The moon sat low and swollen, spilling its milky glow across the back wall of the royal herbarium. Shadows of lavender stalks stretched over damp cobbles like fingers too tired to hold on. Cerys led the way through those pale silhouettes, boots kissing the stones without a sound. Her red ponytail, dark from sweat and river mist, flicked once at her shoulder then stilled; even her hair seemed to understand the need for silence.

Lucien followed two steps behind. Each breath scraped his throat raw, but he kept his complaints to pressed-together lips. He walked with one hand braced against the warm brick, steadying himself every few meters. When he stumbled over a jutting root, he bit back a curse and blinked fast until the dancing white flecks left his vision.

Mikhailis brought up the rear, half-turned so he could keep eyes both forward and back. His coat tails flapped softly whenever he pivoted. Every dozen paces he flicked two fingers, and a translucent interface bloomed before him—Rodion's presence condensed into neat columns of scrolling data.

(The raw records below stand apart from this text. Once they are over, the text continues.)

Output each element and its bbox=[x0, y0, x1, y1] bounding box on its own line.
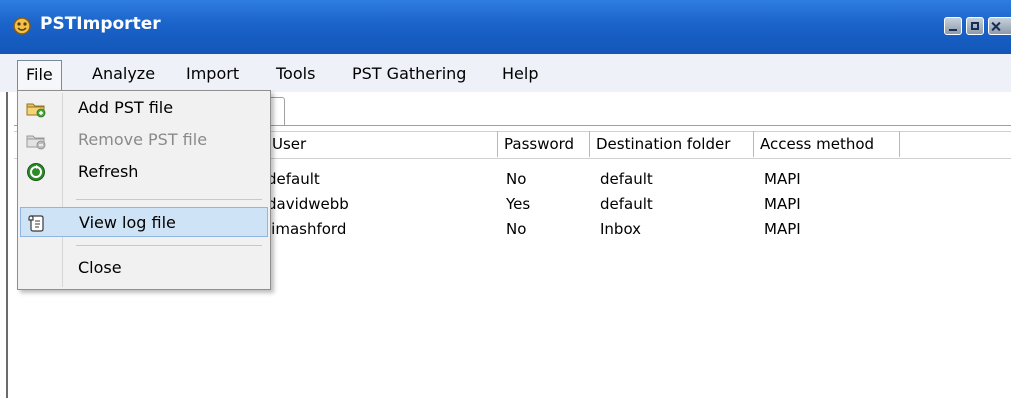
menu-separator bbox=[76, 245, 262, 246]
menu-help[interactable]: Help bbox=[494, 60, 546, 88]
window-title: PSTImporter bbox=[40, 14, 161, 34]
menu-item-add-pst-file[interactable]: Add PST file bbox=[20, 93, 268, 123]
menu-item-refresh[interactable]: Refresh bbox=[20, 157, 268, 187]
menu-item-label: View log file bbox=[79, 213, 176, 232]
cell-destination-folder: Inbox bbox=[600, 220, 642, 238]
menu-item-close[interactable]: Close bbox=[20, 253, 268, 283]
menu-item-label: Refresh bbox=[78, 162, 139, 181]
cell-access-method: MAPI bbox=[764, 195, 801, 213]
folder-add-icon bbox=[26, 103, 46, 118]
menu-item-label: Close bbox=[78, 258, 122, 277]
menu-item-remove-pst-file[interactable]: Remove PST file bbox=[20, 125, 268, 155]
maximize-button[interactable] bbox=[966, 17, 984, 35]
menu-analyze[interactable]: Analyze bbox=[84, 60, 163, 88]
close-window-button[interactable] bbox=[988, 17, 1011, 35]
menu-item-label: Add PST file bbox=[78, 98, 174, 117]
cell-password: Yes bbox=[506, 195, 531, 213]
folder-remove-icon bbox=[26, 135, 46, 150]
cell-user: default bbox=[267, 170, 320, 188]
menu-import[interactable]: Import bbox=[178, 60, 247, 88]
menu-pst-gathering[interactable]: PST Gathering bbox=[344, 60, 474, 88]
app-icon bbox=[13, 17, 31, 35]
file-menu-dropdown: Add PST file Remove PST file Refresh Vie… bbox=[17, 90, 271, 290]
column-header-user[interactable]: User bbox=[266, 131, 498, 157]
minimize-button[interactable] bbox=[944, 17, 962, 35]
column-header-password[interactable]: Password bbox=[498, 131, 590, 157]
column-header-destination-folder[interactable]: Destination folder bbox=[590, 131, 754, 157]
cell-password: No bbox=[506, 170, 527, 188]
cell-access-method: MAPI bbox=[764, 220, 801, 238]
cell-destination-folder: default bbox=[600, 170, 653, 188]
menu-tools[interactable]: Tools bbox=[268, 60, 323, 88]
cell-destination-folder: default bbox=[600, 195, 653, 213]
menu-file[interactable]: File bbox=[17, 60, 62, 92]
cell-user: jimashford bbox=[267, 220, 347, 238]
cell-access-method: MAPI bbox=[764, 170, 801, 188]
cell-user: davidwebb bbox=[267, 195, 349, 213]
panel-border bbox=[6, 92, 8, 398]
menu-separator bbox=[76, 199, 262, 200]
log-scroll-icon bbox=[28, 215, 44, 232]
menu-item-label: Remove PST file bbox=[78, 130, 208, 149]
column-header-access-method[interactable]: Access method bbox=[754, 131, 900, 157]
cell-password: No bbox=[506, 220, 527, 238]
menu-item-view-log-file[interactable]: View log file bbox=[20, 207, 268, 237]
refresh-icon bbox=[27, 163, 45, 181]
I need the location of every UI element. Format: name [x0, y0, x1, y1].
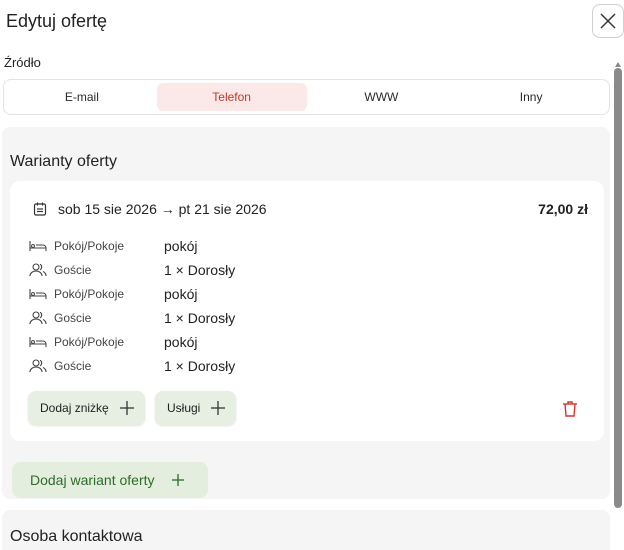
close-icon — [600, 13, 616, 29]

If I'd known tonight's agenda was "midnight parkour in full court clothes," he mused, I'd have chosen trousers that don't cost more than my horse. A faint grin tugged at the corner of his mouth even as tension braided his shoulders.

The herbarium's last service gate squeaked when Cerys lifted the latch. She winced, waited. No shout, no alarm. Only the steady hum of sleeping city life: a dog barking somewhere up on Scholar's Rise, the soft clack of a night-soil cart rumbling along a distant avenue. She eased the iron open just wide enough for Lucien to slip through.

Outside the garden wall, warehouse roofs leaned together. Their slate tiles looked like rows of uneven teeth snapping at the night sky. This quarter—once proud glasshouses showcasing exotic flowers—now rested half-abandoned after the war tariffs made imports too costly. Moonlight pooled in broken puddles on the alley flagstones, reflecting warped façades of stained glass windows long since cracked.

Lucien tried for humor while he gathered his breath. "I never toured this district. Smells like spoiled basil left in a boot."

"Close," Mikhailis whispered back, guiding him around a sagging cart laden with empty burlap sacks. "That's rotting myrrh blossoms. The perfume guild dumped them when fashions changed."

Lucien's brows hitched. "Useful trivia. I'll add it to my memoirs."